L'ultimo caso viene alla luce ieri, quando un articolo del Corriere rende note le motivazioni con cui il tribunale torinese ha assolto un infermiere accusato dello stupro di una collega, e hanno proposto alla Procura di incriminare per calunnia la presunta vittima. A rendere inattendibile la versione della donna sarebbe il fatto che durante l'aggressione non avrebbe cercato di difendersi e nemmeno gridato. «Non grida, non urla, non piange e pare abbia continuato il turno dopo gli abusi», scrivono i giudici. Non lamenta dolori, non fa neanche un test di gravidanza, e anche questo convince la corte che menta. Eppure altre sentenze di altri tribunali si guardano bene dal pretendere dalle vittime comportamenti logici e lineari durante e dopo l'aggressione.
L'assoluzione dell'infermiere arriva a poche settimane di distanza da altre due notizie torinesi sullo stesso tema: e che sollevano entrambe l'aspetto dei tempi biblici che a Torino permettono a due violentatori di farla franca. Il 21 febbraio si era scoperto che uno stupratore di bambini era tornato libero, dopo essere stato condannato in primo grado a dodici anni di carcere, per il semplice motivo che in dieci anni la Corte d'appello torinese non era riuscita a fissare l'esame del suo ricorso, provocando così la prescrizione del reato. Una manciata di giorni dopo, il 3 marzo, storiaccia simile: un patrigno che stuprava la figlia della sua compagna se la cava in Cassazione con tre anni e mezzo di condanna perché gli altri capi d'accusa sono prescritti grazie alla Corte d'appello torinese ha impiegato otto anni a fare il suo lavoro.Intanto lo stupratore se n'è tornato a casa sua, in Perù, donde difficilmente verrà mai estradato; e a rendere tutto più tragico c'è il fatto che la vittima non conoscerà mai l'esito del processo perché si è ammazzata lanciandosi dalla finestra.

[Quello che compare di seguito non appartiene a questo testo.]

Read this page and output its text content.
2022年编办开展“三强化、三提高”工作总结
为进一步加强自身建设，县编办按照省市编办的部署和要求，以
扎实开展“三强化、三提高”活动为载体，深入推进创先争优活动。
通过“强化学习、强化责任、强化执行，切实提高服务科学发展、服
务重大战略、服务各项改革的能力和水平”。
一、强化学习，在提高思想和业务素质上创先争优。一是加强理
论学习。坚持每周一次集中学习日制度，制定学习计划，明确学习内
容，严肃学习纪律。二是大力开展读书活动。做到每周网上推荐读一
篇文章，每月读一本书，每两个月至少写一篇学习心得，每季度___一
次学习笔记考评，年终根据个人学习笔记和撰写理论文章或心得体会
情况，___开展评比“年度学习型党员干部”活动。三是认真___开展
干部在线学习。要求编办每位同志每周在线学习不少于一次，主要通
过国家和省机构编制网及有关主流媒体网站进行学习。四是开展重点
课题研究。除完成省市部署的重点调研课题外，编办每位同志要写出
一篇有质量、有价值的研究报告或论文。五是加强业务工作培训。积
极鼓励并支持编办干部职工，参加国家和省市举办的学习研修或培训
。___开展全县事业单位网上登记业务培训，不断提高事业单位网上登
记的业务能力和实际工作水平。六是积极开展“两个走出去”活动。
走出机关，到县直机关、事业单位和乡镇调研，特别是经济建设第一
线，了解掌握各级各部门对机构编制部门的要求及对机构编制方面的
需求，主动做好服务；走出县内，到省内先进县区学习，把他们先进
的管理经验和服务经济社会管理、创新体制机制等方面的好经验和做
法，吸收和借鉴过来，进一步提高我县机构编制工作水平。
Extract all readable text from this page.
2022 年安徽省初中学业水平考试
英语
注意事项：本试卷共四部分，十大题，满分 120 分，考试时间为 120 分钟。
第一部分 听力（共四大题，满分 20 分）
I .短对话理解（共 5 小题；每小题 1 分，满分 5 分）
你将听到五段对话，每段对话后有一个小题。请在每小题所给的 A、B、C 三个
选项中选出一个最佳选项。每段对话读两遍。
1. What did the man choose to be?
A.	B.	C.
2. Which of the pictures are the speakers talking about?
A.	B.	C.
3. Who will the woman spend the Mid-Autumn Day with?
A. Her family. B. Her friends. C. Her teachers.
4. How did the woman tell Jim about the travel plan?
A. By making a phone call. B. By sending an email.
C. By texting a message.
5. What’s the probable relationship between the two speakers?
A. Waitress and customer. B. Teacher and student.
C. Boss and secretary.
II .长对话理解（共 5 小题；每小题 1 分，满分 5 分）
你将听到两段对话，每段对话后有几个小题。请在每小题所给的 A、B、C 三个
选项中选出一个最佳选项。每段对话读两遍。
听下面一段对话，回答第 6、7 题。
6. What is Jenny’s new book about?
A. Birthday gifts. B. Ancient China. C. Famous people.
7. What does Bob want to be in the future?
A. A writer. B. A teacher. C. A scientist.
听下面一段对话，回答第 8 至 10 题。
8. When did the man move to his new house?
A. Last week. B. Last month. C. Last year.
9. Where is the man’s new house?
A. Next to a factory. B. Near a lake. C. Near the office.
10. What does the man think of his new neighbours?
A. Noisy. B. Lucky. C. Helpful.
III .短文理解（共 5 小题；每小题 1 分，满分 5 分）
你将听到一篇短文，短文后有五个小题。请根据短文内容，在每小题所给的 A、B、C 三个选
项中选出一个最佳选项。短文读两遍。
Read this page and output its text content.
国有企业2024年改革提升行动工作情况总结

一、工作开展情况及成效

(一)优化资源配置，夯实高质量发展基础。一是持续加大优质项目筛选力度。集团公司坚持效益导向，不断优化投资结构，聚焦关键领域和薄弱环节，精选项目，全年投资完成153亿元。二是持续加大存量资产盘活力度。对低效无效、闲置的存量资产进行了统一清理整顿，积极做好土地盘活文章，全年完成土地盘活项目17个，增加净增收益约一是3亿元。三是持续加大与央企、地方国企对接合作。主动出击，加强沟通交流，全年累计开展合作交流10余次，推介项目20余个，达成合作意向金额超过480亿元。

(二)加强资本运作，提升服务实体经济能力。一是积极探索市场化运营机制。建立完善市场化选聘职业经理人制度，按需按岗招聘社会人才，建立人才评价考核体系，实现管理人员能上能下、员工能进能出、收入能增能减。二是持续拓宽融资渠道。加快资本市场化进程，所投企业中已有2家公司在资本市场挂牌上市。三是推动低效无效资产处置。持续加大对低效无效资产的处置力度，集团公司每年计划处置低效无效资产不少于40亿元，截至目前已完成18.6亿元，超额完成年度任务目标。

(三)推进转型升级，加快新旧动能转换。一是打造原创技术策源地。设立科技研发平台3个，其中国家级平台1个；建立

Sui giudici che hanno lasciato prescrivere il primo caso il ministro della Giustizia ha disposto una inchiesta interna, ma il timore è che il problema sia più vasto, ovvero una sottovalutazione della gravità di questi crimini e della necessità di reprimerli severamente e rapidamente. Il Giornale ha parlato di numerosi casi di processi per stupro persi per anni nelle nebbie torinesi. E anche altre fonti confermano che - almeno fino a tempi recenti - a Torino nessuno si era mai preso la briga di garantire una corsia preferenziale ai processi per stupro, che finivano a bagnomaria nel minestrone dei furti e delle bancarotte, delle truffe e dei piccoli spacci di droga: perché indicare delle priorità vuol dire anche prendersi responsabilità e correre dei rischi.
Ora l'aria sta cambiando: «Sono reati su cui indagare è
delicato e complesso - dice il procuratore torinese Armando Spataro - ma i pm che qui se ne occupano lavorano tanto e bene. E col nuovo presidente del tribunale abbiamo stilato un programma che prende di petto queste esigenze».